PYNE: Because I was sitting next to him at the time and I saw the report of the tweet from Julia Baird so I thought that I should ask him and he told me. I mean why on earth wouldn’t I? Malcolm and I are very good friends, we’re not sitting here in a monastery where you can’t speak to each other.

FORDHAM: I feel a bit sorry for Julie Bishop’s loyalty being questioned. I gather from your comments today Christopher Pyne that she’s quite annoyed about the whole thing.

PYNE: I think Julie has been unfairly maligned in the press by some of the stories suggesting that she was not being as loyal as she should have been. The truth is that she has been a steadfast deputy for seven or eight years and she quite rightly felt that she shouldn’t have her loyalty being questioned.

FORDHAM: If I can go to you Mr Albanese you’ve have a pretty heavy day, Labor party figure and a good friend of yours Tom Uren has been farewelled today at a State Funeral at Sydney Town Hall. Can you tell us about that send off today and I’m gathering that it’s continuing in some way, shape or form?

ALBANESE: It was a wonderful sendoff and Tom Uren was someone who even people who disagreed with some of his views respected him. He fought for this nation being a Prisoner of War for four years to the Japanese, suffering the deprivation and trauma that occurred to people who worked on the Burma-Siam Railway. It was actually fantastic to see today at his funeral, someone from the other side of politics, Sir John Carrick, who also served, a great figure in the Liberal Party, a giant of Australian politics, there he was, aged 96 at Tom’s funeral. He came along with former Prime Minister John Howard. It was a wonderful send off to Tom and it was one that he deserved. Tom was a man of conviction, a man of principle. He was much loved. He made an extraordinary contribution over 93 years – defending Australia, as a sportsman, as a parliamentarian and as a political activist.

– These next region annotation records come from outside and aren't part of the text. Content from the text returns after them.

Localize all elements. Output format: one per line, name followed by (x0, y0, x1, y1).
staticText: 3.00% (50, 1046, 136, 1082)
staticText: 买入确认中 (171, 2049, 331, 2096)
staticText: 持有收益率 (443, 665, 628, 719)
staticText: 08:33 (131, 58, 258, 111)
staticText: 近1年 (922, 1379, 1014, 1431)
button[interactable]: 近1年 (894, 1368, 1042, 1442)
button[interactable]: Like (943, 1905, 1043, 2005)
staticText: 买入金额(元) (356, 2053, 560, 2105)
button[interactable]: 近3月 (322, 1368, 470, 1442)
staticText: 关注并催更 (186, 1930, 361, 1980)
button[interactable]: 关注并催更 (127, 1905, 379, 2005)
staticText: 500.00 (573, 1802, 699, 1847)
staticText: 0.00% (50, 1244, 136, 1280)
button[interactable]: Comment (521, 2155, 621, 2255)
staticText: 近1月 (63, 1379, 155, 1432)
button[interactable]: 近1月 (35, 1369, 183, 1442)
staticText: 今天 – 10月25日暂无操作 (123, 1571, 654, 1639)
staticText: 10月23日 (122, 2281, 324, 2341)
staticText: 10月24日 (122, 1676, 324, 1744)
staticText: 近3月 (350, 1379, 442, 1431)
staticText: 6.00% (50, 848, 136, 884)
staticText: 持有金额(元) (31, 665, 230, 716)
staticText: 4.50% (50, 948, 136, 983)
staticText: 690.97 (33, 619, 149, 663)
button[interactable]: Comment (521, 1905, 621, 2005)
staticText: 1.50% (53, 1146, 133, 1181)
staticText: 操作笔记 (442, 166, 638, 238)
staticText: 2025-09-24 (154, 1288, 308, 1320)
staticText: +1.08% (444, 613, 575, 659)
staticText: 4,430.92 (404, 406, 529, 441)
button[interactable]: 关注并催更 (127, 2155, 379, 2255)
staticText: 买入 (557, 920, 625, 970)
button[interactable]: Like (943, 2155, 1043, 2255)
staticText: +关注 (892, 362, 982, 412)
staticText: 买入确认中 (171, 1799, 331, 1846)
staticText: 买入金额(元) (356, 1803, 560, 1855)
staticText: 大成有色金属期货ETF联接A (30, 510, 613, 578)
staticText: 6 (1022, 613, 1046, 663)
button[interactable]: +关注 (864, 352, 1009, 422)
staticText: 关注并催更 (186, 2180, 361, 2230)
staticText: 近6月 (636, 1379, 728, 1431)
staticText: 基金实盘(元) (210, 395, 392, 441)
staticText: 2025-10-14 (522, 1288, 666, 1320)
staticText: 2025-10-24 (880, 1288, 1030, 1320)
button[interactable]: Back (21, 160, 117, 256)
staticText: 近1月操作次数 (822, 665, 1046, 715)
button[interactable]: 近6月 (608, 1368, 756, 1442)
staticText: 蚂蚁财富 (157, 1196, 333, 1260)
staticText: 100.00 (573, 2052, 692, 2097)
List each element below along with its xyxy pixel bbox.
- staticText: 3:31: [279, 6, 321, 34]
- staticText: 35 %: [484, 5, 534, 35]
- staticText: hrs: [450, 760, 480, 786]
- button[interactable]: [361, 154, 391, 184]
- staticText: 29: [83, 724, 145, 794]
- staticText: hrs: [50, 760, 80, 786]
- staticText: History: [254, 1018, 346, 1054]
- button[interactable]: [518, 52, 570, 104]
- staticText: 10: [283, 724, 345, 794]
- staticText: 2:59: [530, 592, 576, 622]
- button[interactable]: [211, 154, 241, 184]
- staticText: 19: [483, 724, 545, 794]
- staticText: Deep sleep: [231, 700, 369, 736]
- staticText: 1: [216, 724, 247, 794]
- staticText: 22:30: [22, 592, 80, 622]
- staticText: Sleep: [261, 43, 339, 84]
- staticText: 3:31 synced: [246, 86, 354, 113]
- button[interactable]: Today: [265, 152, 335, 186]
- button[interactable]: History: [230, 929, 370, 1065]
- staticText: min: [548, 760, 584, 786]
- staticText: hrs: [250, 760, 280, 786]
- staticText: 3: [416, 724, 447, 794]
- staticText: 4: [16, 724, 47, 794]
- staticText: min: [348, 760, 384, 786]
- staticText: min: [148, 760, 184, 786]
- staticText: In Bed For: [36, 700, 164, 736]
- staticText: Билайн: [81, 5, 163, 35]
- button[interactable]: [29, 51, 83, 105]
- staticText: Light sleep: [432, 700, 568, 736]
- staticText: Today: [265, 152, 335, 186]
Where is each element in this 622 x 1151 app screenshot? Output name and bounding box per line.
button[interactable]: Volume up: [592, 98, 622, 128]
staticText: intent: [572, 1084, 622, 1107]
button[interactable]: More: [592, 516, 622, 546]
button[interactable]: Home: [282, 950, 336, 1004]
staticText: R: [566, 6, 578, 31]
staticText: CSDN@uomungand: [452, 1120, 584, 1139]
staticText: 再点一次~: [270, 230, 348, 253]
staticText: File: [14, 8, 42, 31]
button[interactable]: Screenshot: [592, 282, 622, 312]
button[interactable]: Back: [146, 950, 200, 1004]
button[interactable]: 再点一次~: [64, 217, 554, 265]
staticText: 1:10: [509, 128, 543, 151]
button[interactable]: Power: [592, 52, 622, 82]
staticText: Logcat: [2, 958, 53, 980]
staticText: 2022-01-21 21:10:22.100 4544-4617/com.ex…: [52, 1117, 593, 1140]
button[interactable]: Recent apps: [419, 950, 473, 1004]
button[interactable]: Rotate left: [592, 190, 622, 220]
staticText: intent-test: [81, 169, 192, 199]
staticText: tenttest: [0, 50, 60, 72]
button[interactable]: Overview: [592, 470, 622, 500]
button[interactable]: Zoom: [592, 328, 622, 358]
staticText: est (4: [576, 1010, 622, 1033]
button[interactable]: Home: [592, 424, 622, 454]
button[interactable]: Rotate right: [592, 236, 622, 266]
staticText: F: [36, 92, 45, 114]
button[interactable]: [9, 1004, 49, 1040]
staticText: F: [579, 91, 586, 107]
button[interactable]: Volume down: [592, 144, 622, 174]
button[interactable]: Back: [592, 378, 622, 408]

FORDHAM: It is nice to see when both sides of politics can put their differences aside for one common goal, sadly it sometimes takes a funeral to get you all together but not you two, you’re here every single week.

PYNE: Can I just say that I know Tom Uren was a particular favourite of Anthony’s and in fact I tweeted soon after his death that I passed on my condolences but also noted that he was a particular favourite of Anthony’s and it’s because I think he was a politician of conviction and that is exactly what people respect. I don’t think people always need to agree with you but if you seem have the courage of your convictions I think that goes a long way.

FORDHAM: Well said, good to talk to you both, we’ll chat to you again next week.

ALBANESE: Indeed we will.

FORDHAM: Anthony Albanese and Christopher Pyne.